The JF‑17 Thunder, co‑developed by Pakistan’s PAC and China’s Chengdu Aircraft, has matured into a cost‑effective, multi‑role fighter. Its Block 3 variant packs an AESA radar, electronic‑warfare suite and beyond‑visual‑range missile capability, yet still sells for roughly $25‑30 million per unit—significantly less than an F‑16 or Rafale. Recent combat against India demonstrated operational reliability, giving budget‑conscious air forces a proven platform without the high price tag of Western alternatives.

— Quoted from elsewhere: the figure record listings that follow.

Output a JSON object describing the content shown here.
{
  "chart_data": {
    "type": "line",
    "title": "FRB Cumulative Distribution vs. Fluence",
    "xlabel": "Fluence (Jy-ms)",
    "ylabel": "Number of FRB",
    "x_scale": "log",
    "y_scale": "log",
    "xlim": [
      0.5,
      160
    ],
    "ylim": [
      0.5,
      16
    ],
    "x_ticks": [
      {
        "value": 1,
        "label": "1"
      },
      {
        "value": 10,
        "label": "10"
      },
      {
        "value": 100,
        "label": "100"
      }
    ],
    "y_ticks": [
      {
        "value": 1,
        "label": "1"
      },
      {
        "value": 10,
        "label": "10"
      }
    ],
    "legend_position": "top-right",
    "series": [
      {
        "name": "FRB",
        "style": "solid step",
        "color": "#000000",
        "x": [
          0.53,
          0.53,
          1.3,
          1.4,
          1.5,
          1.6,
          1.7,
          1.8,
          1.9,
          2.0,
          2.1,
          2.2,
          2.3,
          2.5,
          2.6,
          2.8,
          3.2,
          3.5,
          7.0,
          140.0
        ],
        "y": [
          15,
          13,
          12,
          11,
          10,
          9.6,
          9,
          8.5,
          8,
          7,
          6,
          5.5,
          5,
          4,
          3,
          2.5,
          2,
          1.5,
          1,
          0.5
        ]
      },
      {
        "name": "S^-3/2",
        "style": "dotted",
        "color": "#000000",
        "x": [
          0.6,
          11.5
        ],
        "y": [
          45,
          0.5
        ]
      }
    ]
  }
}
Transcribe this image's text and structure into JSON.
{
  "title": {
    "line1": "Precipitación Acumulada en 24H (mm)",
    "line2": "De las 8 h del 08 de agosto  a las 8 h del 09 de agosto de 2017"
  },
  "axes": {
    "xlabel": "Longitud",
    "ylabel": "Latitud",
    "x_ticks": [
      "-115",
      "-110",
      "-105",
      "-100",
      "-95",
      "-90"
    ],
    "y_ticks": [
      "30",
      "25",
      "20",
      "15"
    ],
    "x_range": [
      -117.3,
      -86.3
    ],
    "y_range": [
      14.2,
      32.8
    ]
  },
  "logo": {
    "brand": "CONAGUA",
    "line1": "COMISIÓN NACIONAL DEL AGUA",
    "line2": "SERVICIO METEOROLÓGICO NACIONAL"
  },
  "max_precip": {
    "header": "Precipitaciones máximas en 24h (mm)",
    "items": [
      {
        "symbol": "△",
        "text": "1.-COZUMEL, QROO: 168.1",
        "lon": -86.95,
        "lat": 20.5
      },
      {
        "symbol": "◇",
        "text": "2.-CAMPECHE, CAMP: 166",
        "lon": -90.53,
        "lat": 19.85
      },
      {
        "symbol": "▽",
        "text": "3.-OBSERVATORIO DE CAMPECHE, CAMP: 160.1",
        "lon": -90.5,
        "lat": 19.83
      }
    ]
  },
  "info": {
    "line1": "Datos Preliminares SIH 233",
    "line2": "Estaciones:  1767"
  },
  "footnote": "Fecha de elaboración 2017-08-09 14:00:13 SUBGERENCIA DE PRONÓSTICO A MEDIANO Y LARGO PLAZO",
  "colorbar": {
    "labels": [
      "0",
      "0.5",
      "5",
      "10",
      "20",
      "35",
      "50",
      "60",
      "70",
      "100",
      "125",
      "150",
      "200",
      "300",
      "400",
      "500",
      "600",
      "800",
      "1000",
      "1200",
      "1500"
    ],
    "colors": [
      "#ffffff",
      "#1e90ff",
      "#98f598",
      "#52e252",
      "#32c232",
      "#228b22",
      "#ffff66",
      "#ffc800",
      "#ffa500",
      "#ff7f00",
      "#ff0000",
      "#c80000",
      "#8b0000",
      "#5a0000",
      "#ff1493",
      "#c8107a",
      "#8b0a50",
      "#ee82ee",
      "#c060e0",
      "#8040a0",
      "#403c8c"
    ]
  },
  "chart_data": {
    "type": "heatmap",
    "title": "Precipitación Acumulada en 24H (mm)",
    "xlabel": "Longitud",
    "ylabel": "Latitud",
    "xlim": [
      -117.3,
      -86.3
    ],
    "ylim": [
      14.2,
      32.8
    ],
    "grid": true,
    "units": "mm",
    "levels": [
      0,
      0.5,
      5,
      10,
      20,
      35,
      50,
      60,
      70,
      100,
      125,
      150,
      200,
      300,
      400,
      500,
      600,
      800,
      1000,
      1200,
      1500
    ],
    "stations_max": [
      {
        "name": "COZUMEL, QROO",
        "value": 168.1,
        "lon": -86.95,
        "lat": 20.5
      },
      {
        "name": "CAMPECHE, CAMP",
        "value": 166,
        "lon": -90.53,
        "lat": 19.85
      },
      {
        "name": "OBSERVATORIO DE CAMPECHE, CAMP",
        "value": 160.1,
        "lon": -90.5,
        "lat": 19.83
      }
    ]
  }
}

Negotiations are now spanning South Asia, the Middle East and Africa. Bangladesh is eyeing up to 48 jets, Indonesia discussed a $1 billion deal for around 40 aircraft, and Saudi Arabia is converting $2 billion in loans into a potential $4 billion package that could include drones and support gear. Iraq, Sudan and Libya have also entered talks, collectively pushing the projected contract value beyond $20 billion. For Pakistan, these sales could inject vital foreign exchange, bolster the defence industrial base and provide a fiscal lever to exit the IMF bailout slated for 2026.
Beyond immediate revenue, the export push deepens Pakistan’s strategic partnership with China, which retains a stake in every sale through component and licensing fees. It also signals a shift in the global arms market toward affordable, proven platforms from emerging manufacturers. However, scaling production to meet demand while maintaining domestic fleet upgrades will test Pakistan’s manufacturing capacity. If managed effectively, the JF‑17 programme could cement Islamabad’s role as a key supplier to nations seeking capable yet economical combat aircraft.